Kaelen looked down at her. He was taller than her by a few inches, but in that moment, he felt small. "I think... I think you have something to lose. I don't."

Vespera looked at him, really looked at him. She saw the desperation in his eyes. He was a man who wanted to die a hero because he didn't know how to live as a man.

"That is why you are dangerous, Kaelen," she said, her voice softening. "And that is why you are incomplete."

She reached past him to the map, her arm brushing against his. Kaelen flinched, his breath hitching in his throat. The contact was electric. The contrast between his cold, winter-chilled skin and her fever-hot flesh sent a shockwave through both of them.

Vespera ignored it, though her heart rate spiked. She tapped a location on the map, far to the east of the bridge.

"The Grimwood is a distraction," she explained, tracing a path through a narrow canyon. "Valdrin is loud. He is arrogant. He bangs his shield at the front gate so you don't notice the dagger at your back."

She moved her finger to a small, unmarked ridge. "Blind Man's Hollow. It's a shepherd's path. Too narrow for an army, but wide enough for a specialized strike team."

Kaelen studied the map, his brow furrowing. He was listening now. Really listening. "You think he's flanking us?"

"I know he is. If I were him, it's what I would do." Vespera looked up at Kaelen. "While your men hold the bridge and make noise, a small unit of Frostborn—probably his Elites—will slip through the Hollow tonight. They will circle behind us and burn the supply wagons. Without food, we starve in three days."
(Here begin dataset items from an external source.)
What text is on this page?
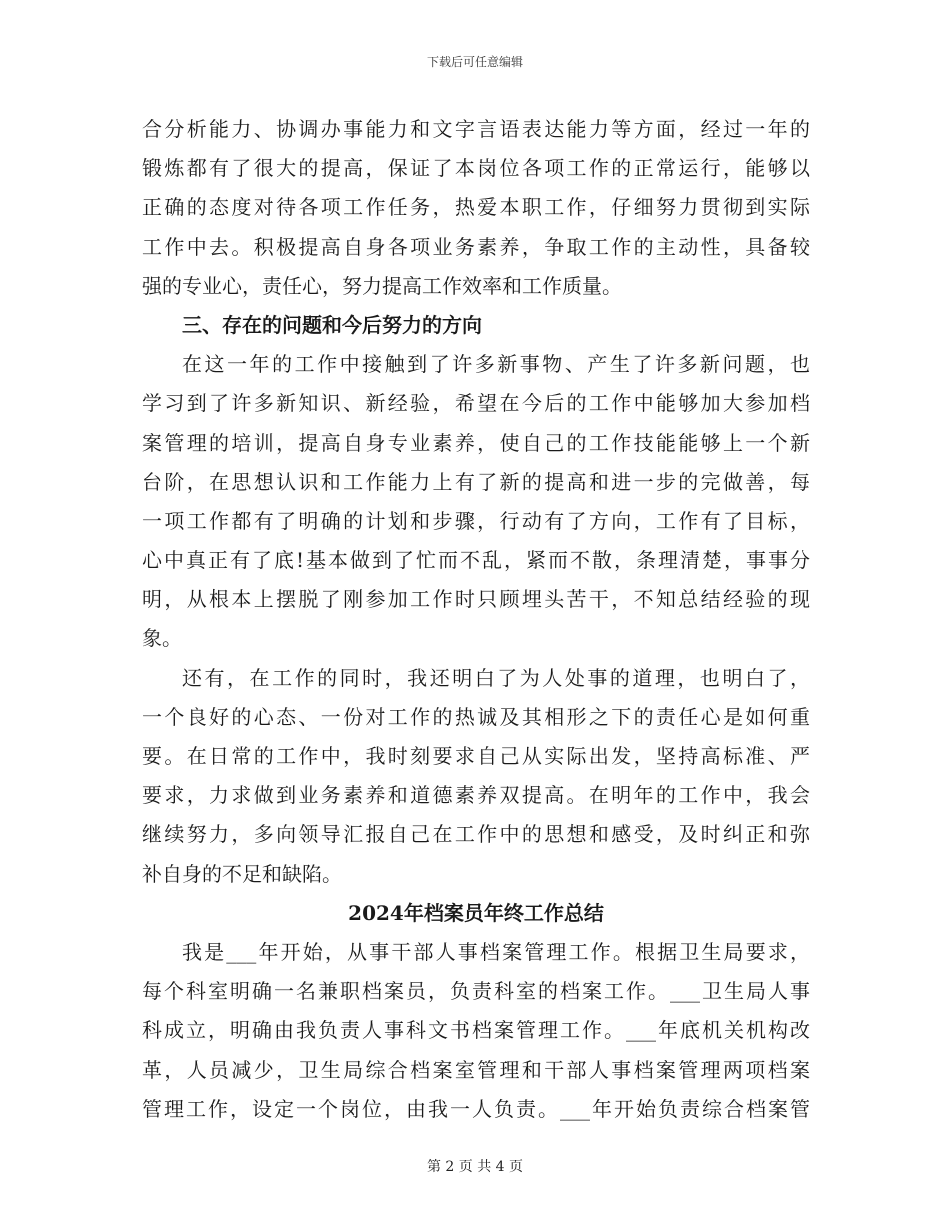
下载后可任意编辑
合分析能力、协调办事能力和文字言语表达能力等方面，经过一年的
锻炼都有了很大的提高，保证了本岗位各项工作的正常运行，能够以
正确的态度对待各项工作任务，热爱本职工作，仔细努力贯彻到实际
工作中去。积极提高自身各项业务素养，争取工作的主动性，具备较
强的专业心，责任心，努力提高工作效率和工作质量。
三、存在的问题和今后努力的方向
在这一年的工作中接触到了许多新事物、产生了许多新问题，也
学习到了许多新知识、新经验，希望在今后的工作中能够加大参加档
案管理的培训，提高自身专业素养，使自己的工作技能能够上一个新
台阶，在思想认识和工作能力上有了新的提高和进一步的完做善，每
一项工作都有了明确的计划和步骤，行动有了方向，工作有了目标，
心中真正有了底!基本做到了忙而不乱，紧而不散，条理清楚，事事分
明，从根本上摆脱了刚参加工作时只顾埋头苦干，不知总结经验的现
象。
还有，在工作的同时，我还明白了为人处事的道理，也明白了，
一个良好的心态、一份对工作的热诚及其相形之下的责任心是如何重
要。在日常的工作中，我时刻要求自己从实际出发，坚持高标准、严
要求，力求做到业务素养和道德素养双提高。在明年的工作中，我会
继续努力，多向领导汇报自己在工作中的思想和感受，及时纠正和弥
补自身的不足和缺陷。
2024年档案员年终工作总结
我是___年开始，从事干部人事档案管理工作。根据卫生局要求，
每个科室明确一名兼职档案员，负责科室的档案工作。___卫生局人事
科成立，明确由我负责人事科文书档案管理工作。___年底机关机构改
革，人员减少，卫生局综合档案室管理和干部人事档案管理两项档案
管理工作，设定一个岗位，由我一人负责。___年开始负责综合档案管
第 2 页 共 4 页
Kaelen paled. He saw the logic immediately. "If we lose the wagons..."

"The war is over."

Kaelen looked at her with a new expression. It wasn't fear, and it wasn't anger. It was awe. He was realizing that the stories about the Iron Phoenix weren't just about her sword arm; they were about her mind.

"So," Kaelen said, his voice rough. "What are your orders, General?"

Vespera smiled, a sharp, dangerous curve of her lips.

"We are going to let them enter the Hollow," she said. "And then we are going to collapse the canyon on top of them."

"We?" Kaelen asked.

"I'm not sitting in this tent while my men bleed, Captain," Vespera said, turning to grab her gauntlets from the rack. "You and I are taking the vanguard. Prepare your horse."

Kaelen watched her strap the steel onto her arms. The heat in the tent seemed to intensify, the air shimmering around her. For the first time in six months, Kaelen didn't feel the crushing weight of impending doom. He felt something he hadn't felt since he was a child reading stories of the Phoenix.

He felt hope.

And, looking at the curve of her neck as she adjusted her armor, he felt a hunger that had nothing to do with food.

"Yes, General," he said, his voice low.

He turned to leave, but paused at the tent flap.

"Vespera?"

She paused, looking back at him. It was the first time he had used her name without the rank attached.

"The wine," he said, a ghost of a smile touching his lips. "It really does taste like sunshine."

He slipped out into the cold night.

Vespera stood alone in the silence for a moment longer. She touched the spot on her arm where his tunic had brushed against her. Her skin was tingling.

"Foolishness," she scolded herself. She grabbed her white shield with the golden bird. "He is a boy. And you are a monument."

But as she walked out into the blizzard, the fire in her blood burned hotter than it had in years.